In 1999, Witasick was traded to the Kansas City Royals for a player to be named, Scott Chiasson, and was mainly used as a starter. In 32 appearances, 28 starts, Witasick was 9–12 with a 5.57 ERA in 158 1/3 innings. He struck out 102 and walked 83 batters. He began the following season with the Royals before being traded to the San Diego Padres for Brian Meadows. Overall between the two teams, Witasick was 6–10 with a 5.82 ERA in 150 innings. In 2001, he was converted into a reliever full time, and was traded midseason by the Padres to the New York Yankees for D'Angelo Jiménez. In a career high 63 appearances between both teams, he was 8–2 with 106 strikeouts in 79 innings. During the 2001 World Series, he appeared in one game, Game 6, in which he tied Grover Cleveland Alexander for the most earned runs allowed in a game in the Fall Classic—8 ER, in just 1 1/3 innings. In December 2001, he was traded to the San Francisco Giants for John Vander Wal. In 44 appearances for the Giants, he was 0–1 with a 2.37 ERA. In 68 1/3 innings, he struck out 54. In December 2002, he signed a two-year deal to return to the San Diego Padres.

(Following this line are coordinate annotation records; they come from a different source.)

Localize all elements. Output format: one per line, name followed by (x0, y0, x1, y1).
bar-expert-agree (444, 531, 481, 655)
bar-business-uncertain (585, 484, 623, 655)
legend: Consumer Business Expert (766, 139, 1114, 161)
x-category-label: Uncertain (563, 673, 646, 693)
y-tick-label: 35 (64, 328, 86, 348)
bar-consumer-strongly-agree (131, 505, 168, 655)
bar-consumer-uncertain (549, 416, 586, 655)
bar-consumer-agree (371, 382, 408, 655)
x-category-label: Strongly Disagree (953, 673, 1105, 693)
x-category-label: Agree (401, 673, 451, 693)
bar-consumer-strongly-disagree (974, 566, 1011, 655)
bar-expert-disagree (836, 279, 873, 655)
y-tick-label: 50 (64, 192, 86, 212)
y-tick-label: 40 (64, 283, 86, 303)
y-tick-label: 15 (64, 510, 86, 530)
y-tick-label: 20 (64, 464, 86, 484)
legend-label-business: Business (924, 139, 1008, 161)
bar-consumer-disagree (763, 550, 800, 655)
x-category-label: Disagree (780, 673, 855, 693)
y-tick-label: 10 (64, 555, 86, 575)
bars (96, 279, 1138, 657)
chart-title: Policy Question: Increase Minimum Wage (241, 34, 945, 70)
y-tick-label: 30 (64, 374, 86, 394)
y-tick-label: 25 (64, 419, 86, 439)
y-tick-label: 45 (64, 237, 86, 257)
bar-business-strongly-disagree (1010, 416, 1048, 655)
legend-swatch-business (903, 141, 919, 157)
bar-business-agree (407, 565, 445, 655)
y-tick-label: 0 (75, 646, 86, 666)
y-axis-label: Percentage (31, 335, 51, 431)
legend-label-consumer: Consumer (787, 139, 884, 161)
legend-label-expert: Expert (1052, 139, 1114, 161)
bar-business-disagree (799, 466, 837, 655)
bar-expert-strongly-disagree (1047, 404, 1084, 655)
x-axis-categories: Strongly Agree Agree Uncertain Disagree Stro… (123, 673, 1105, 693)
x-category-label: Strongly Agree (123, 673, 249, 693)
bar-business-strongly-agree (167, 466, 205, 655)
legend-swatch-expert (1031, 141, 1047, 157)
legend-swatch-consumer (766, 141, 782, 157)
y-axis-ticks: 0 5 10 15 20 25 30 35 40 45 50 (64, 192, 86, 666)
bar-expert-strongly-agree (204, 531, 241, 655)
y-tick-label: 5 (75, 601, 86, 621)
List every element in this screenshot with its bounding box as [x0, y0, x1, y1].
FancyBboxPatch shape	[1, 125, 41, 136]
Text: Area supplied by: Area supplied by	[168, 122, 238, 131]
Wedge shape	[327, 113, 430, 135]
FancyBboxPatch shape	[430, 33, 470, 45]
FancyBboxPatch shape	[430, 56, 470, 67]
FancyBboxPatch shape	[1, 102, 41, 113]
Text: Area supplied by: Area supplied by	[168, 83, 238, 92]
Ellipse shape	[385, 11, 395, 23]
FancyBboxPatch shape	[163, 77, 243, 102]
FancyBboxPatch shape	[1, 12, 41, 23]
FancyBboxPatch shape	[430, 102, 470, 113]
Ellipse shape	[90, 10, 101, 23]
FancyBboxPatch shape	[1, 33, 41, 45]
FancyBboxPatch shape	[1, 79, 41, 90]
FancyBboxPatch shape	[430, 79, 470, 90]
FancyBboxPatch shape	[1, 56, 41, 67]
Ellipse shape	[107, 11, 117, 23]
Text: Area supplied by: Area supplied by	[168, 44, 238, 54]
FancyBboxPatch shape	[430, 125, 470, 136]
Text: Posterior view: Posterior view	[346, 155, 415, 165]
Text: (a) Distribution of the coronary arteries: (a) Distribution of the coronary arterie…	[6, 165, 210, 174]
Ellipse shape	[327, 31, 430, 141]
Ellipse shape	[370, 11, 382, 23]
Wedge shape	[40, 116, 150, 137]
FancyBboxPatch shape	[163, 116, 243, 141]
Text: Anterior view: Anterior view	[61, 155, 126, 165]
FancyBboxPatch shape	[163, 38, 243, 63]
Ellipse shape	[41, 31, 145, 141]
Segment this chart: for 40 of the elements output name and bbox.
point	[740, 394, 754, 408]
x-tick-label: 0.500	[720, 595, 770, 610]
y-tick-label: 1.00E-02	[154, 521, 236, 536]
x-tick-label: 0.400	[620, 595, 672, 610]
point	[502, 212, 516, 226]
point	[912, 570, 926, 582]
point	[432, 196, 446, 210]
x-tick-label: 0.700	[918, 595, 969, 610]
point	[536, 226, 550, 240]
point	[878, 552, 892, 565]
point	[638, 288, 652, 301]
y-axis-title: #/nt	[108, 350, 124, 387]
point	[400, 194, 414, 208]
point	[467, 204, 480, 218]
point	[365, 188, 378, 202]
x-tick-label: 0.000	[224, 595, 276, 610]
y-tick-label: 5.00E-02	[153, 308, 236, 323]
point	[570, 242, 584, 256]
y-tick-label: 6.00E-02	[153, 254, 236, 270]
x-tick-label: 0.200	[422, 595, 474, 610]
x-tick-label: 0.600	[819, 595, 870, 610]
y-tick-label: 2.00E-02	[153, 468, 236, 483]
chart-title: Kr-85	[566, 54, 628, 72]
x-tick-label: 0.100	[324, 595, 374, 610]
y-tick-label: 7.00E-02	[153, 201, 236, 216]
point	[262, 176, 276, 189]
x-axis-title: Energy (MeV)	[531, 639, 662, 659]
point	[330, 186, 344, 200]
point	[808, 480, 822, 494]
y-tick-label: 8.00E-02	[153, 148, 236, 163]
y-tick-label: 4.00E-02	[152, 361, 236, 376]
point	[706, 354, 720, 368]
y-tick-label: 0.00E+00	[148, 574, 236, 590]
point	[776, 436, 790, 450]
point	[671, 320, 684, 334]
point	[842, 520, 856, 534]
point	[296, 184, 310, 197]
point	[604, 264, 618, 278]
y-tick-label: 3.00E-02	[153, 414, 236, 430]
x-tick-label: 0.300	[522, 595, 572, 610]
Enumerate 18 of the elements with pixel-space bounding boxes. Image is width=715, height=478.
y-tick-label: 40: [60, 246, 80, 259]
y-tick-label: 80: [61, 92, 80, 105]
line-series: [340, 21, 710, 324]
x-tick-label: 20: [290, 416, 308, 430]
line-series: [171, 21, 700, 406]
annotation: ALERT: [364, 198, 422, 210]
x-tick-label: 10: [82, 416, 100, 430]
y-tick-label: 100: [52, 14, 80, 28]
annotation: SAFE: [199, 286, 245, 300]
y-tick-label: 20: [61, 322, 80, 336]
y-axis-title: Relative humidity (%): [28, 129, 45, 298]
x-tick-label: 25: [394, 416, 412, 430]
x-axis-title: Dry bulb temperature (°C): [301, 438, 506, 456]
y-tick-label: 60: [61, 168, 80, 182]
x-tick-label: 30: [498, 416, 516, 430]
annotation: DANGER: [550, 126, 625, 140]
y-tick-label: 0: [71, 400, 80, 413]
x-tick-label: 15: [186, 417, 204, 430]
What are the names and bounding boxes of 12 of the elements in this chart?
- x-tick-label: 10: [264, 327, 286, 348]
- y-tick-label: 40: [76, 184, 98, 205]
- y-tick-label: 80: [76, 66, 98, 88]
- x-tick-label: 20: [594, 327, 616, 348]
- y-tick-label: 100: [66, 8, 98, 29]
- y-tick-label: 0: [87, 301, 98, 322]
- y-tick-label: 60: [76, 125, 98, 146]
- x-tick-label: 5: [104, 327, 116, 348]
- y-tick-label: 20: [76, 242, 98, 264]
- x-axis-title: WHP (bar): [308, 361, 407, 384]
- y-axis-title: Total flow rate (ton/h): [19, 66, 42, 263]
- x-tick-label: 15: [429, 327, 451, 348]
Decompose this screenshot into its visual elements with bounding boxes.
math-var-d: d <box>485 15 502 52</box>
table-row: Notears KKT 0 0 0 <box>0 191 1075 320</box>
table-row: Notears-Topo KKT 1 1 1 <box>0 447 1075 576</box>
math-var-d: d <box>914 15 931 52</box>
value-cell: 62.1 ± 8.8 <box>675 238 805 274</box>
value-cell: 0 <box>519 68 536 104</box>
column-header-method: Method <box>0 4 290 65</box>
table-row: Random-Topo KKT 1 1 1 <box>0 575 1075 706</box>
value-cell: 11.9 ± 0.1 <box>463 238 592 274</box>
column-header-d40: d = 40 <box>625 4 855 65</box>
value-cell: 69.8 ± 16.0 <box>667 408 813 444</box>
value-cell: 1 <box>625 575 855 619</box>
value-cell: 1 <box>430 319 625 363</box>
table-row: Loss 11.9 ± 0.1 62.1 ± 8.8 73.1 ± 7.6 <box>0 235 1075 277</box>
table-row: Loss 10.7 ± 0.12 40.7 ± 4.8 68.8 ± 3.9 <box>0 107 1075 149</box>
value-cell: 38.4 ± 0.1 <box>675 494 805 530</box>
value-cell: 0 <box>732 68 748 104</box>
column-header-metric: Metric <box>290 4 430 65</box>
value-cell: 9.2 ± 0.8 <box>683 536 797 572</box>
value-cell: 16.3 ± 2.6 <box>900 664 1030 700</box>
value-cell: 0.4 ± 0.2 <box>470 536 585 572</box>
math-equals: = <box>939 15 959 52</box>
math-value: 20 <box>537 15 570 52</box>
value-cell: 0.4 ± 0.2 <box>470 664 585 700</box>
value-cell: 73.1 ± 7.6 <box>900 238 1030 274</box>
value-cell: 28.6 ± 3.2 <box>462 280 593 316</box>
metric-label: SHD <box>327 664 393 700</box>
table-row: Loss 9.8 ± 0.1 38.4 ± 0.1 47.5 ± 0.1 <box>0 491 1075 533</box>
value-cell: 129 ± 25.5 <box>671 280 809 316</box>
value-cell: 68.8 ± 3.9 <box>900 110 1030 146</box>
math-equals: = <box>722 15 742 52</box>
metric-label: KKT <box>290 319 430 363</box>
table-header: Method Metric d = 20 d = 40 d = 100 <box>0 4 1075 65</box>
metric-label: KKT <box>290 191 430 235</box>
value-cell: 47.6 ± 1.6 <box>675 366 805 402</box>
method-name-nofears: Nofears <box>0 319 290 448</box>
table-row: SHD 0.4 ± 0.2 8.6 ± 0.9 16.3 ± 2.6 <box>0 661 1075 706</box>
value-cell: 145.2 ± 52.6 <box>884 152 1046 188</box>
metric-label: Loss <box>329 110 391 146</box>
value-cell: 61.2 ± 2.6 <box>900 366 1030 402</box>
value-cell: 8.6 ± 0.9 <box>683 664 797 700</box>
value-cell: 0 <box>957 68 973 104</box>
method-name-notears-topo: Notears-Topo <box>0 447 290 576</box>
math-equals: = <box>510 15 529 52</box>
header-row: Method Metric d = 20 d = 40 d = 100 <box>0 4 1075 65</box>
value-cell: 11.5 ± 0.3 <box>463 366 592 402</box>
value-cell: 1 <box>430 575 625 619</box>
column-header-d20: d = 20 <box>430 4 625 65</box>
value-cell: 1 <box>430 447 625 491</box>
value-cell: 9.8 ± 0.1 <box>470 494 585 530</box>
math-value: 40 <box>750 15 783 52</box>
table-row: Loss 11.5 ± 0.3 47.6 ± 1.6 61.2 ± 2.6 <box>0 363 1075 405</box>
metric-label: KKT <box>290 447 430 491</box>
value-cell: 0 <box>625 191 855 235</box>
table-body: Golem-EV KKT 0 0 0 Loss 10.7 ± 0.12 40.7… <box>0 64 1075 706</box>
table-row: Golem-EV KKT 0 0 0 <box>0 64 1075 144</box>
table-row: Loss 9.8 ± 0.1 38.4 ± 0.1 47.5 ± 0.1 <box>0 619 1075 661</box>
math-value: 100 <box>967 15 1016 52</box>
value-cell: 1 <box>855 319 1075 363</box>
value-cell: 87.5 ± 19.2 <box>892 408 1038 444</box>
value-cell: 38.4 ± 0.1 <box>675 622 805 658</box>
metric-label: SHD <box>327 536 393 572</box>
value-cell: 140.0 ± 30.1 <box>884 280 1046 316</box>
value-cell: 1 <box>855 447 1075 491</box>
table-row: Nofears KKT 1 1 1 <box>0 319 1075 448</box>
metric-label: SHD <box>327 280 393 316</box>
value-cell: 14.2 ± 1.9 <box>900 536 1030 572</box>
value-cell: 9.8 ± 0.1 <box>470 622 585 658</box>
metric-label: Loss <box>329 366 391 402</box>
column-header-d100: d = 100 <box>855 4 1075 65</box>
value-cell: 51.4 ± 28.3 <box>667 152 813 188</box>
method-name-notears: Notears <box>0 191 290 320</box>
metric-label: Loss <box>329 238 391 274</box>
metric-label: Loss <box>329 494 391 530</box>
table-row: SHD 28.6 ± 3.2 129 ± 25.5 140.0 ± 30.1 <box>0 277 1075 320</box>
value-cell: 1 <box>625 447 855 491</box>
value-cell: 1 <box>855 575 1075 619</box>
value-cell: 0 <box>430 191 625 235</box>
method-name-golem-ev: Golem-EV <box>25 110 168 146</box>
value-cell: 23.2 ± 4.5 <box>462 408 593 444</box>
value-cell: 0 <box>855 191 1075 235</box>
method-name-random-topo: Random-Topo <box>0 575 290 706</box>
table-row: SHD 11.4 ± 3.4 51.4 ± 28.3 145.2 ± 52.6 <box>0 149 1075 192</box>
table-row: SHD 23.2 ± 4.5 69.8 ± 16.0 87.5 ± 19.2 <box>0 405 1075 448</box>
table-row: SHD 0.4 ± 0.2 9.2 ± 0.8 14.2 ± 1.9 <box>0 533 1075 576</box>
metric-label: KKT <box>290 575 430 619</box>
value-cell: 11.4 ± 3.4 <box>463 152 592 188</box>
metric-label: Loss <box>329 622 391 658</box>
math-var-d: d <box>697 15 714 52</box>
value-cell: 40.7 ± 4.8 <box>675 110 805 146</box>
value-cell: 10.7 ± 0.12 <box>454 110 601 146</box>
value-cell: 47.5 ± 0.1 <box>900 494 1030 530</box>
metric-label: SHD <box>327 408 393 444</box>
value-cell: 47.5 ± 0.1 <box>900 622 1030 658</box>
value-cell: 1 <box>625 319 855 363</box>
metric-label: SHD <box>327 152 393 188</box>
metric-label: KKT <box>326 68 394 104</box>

He missed most of the 2003 season with a strained tendon in his elbow, appearing in only 46 games. He was 3–7 with a 4.53 ERA. In his second season, he rebounded with a 3.21 ERA in 44 games. He was a free agent after the season and signed a one-year deal with the Colorado Rockies. In 32 games with the Rockies, he was 0–4 with a 2.52 ERA before being traded to the Oakland A's in a deal that sent Eric Byrnes to the Rockies. After the deal, he was 1–1 in 27 2/3 innings. After the 2005 season ended, Witasick signed a two-year contract to remain with the Athletics.

He spent the majority of the 2006 season on the disabled list with a left ankle injury. On June 2, 2007, Witasick was designated for assignment by the A's and released on June 7. On June 12, he was signed to a one-year deal by the Tampa Bay Devil Rays. On October 25, 2007, the Devil Rays released him, ending his professional playing career.

== Post-playing career ==
Witasick joined the Harford Community College baseball team as an assistant coach for the 2008 season. He remained with Hart
ford as pitching coach through at least the 2011 season. While coaching, Witasick also worked for TWC Sports Management, and later became a sports agent and represented Terrance Gore.